Berto Messias foi recebido hoje, em Ponta Delgada, pelo presidente do Governo dos Açores no âmbito da auscultação das forças políticas regionais sobre o Plano e Orçamento para 2016.

O dirigente socialista considerou que se tem reduzido a taxa de esforço mensal através de medidas como a remuneração complementar e complemento regional ao abono de família, a par de outras iniciativas no valor de 250 milhões de euros, algo que “só é possível ter acesso nos Açores”.

O dirigente do PSD/Açores António Soares Marinho considerou que 2015 está a ser um melhor ano do que o anterior, o que “acaba por concretizar a esperança” que o líder do seu partido, Duarte Freitas, introduziu aquando do encerramento do debate parlamentar do Plano e Orçamento de 2015.

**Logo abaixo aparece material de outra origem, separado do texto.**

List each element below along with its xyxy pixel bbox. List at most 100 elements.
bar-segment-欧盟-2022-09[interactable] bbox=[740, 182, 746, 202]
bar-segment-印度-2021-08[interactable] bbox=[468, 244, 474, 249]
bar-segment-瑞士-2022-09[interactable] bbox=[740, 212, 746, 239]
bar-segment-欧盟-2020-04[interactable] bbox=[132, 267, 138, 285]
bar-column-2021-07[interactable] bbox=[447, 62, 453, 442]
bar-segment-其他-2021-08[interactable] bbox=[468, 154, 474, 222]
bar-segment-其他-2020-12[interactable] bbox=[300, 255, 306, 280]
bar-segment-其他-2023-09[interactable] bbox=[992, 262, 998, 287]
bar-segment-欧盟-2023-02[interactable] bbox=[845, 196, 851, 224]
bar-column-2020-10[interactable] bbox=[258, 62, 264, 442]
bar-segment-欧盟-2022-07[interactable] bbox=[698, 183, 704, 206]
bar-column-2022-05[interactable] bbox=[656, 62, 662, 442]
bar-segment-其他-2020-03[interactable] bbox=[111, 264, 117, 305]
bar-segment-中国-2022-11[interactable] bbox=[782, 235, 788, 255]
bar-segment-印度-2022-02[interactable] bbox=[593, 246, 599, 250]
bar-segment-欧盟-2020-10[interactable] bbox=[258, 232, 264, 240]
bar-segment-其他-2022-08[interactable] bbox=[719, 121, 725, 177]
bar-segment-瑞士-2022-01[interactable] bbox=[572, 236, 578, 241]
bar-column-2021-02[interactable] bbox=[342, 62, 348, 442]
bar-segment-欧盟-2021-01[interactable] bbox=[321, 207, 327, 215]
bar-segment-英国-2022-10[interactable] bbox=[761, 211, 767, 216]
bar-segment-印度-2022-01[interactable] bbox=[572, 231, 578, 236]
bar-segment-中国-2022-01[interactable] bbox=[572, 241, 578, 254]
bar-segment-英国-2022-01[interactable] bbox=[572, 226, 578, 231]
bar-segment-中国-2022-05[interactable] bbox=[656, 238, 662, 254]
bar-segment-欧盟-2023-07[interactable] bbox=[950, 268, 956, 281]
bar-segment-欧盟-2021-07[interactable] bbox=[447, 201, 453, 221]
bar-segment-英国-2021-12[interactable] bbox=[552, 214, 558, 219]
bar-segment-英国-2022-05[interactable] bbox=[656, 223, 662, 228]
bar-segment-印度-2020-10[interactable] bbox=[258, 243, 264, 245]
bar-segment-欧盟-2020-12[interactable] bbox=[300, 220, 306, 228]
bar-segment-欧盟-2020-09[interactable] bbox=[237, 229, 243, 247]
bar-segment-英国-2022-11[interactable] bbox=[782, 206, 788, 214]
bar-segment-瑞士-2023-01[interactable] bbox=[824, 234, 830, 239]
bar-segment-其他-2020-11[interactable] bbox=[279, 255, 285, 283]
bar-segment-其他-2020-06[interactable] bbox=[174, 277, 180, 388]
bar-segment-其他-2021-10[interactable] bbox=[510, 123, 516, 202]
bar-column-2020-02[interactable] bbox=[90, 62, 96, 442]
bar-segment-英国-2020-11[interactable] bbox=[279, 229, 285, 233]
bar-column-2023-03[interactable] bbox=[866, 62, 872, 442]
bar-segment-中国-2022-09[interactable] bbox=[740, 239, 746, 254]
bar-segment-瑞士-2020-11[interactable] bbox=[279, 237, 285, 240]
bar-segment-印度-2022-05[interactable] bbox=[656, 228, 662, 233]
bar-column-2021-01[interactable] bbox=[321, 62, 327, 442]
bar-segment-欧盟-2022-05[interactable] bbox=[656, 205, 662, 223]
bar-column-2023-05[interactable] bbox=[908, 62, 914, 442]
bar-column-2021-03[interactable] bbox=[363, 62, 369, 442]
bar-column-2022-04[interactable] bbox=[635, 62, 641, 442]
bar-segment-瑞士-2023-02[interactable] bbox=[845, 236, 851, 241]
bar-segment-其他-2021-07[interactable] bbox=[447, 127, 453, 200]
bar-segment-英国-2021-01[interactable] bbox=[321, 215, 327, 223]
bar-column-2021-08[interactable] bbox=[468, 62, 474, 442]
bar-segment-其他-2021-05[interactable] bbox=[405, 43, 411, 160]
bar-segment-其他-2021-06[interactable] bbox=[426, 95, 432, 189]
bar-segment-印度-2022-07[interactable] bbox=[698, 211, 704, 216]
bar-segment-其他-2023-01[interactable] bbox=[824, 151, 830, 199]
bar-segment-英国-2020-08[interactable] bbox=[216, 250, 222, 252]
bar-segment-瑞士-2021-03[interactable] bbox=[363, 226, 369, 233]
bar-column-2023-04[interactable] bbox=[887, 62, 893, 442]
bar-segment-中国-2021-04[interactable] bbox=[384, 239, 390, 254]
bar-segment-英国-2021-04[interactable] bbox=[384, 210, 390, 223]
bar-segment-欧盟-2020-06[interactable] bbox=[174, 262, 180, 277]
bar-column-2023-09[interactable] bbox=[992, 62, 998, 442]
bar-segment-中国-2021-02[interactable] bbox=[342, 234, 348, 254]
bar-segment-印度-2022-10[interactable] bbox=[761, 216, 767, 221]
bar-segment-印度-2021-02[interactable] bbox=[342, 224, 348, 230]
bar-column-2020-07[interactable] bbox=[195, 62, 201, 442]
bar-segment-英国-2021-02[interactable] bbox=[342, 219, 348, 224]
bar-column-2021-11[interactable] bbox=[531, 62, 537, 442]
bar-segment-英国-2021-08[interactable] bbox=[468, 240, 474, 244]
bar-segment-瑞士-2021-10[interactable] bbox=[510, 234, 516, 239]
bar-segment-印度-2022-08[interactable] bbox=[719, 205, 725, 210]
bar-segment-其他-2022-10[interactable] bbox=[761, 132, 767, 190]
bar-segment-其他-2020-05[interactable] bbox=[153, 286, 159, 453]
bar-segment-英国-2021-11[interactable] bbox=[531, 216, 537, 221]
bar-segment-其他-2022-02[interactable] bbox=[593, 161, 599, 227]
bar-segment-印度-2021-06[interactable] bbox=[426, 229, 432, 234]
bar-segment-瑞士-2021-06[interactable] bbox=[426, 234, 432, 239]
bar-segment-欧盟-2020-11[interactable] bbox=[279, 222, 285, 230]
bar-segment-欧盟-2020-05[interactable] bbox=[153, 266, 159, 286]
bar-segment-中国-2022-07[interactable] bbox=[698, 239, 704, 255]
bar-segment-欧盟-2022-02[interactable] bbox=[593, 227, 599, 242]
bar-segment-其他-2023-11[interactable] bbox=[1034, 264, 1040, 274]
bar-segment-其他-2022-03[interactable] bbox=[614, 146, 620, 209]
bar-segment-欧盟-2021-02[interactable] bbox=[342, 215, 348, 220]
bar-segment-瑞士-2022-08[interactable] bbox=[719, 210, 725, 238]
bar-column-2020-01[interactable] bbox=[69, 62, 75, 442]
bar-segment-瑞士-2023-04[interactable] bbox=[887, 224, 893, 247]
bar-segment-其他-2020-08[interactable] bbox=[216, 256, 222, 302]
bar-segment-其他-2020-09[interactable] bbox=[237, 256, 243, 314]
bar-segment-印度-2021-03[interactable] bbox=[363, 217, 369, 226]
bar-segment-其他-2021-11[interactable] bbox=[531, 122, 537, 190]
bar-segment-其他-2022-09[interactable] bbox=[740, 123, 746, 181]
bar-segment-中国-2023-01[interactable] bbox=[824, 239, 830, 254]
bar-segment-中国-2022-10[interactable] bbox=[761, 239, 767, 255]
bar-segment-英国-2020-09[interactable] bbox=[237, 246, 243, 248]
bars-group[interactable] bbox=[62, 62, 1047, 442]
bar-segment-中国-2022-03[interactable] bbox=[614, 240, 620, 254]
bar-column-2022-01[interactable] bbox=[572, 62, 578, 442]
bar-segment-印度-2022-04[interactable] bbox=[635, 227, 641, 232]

“Isso confere-nos algum orgulho pelo facto de os fatores principais que estiveram na base da melhoria verificada terem sido a descida dos impostos e das tarifas aéreas, nas quais existe uma inquestionável impressão digital do PSD/Açores e do seu presidente”, declarou António Soares Marinho.

O dirigente social-democrata deixou ainda a mensagem que a SATA deve ser munida dos meios financeiros necessários para que haja um ajustamento das tarifas aéreas inter-ilhas, visando evitar os estrangulamentos que se fazem sentir.

O líder do PCP/Açores defendeu a reposição do diferencial fiscal para a taxa normal do IVA, o que considerou que teria como efeito a sua redução de 18 para 16 por cento, visando produzir efeitos positivos na economia da região.

A par de um acréscimo ao salário mínimo nacional, o dirigente comunista quer ainda aumentos do complemento regional de pensão e do abono de família, tendo salvaguardado que, na eventualidade de estas sugestões não serem aceites pelo Governo dos Açores, avançará com propostas próprias no parlamento.

O dirigente do Bloco de Esquerda, Paulo Mendes, defendeu também o aumento do complemento regional ao salário mínimo nacional em 30 euros e do complemento de pensão em 15 euros.

Paulo Mendes reivindicou um investimento no Serviço Regional de Saúde para contrariar a suborçamentação de que se tem verificado nos últimos anos, que tem afetado a prestação dos cuidados de saúde.

O dirigente do BE preconiza ainda a necessidade da criação de alternativas ao desemprego que se está a gerar na Base das Lajes, por parte dos governos da República e dos Açores.

Graça Silveira, do CDS-PP, recuperou uma proposta do partido de 2012, considerando que esta faz todo o sentido, e que passa pela aquisição de um pequeno cargueiro.

A deputada regional referiu que o modelo de transporte aéreo de passageiros “está um caos”, havendo ilhas onde é “completamente impossível conseguir disponibilidade de voo” para o continente, mesmo que se esteja na disposição de pagar “preços astronómicos”.

Graça Silveira manifestou ainda “grandes preocupações em relação ao setor agropecuário”, um dos principais pilares da economia dos Açores, que está a passar por “uma crise sem precedentes”.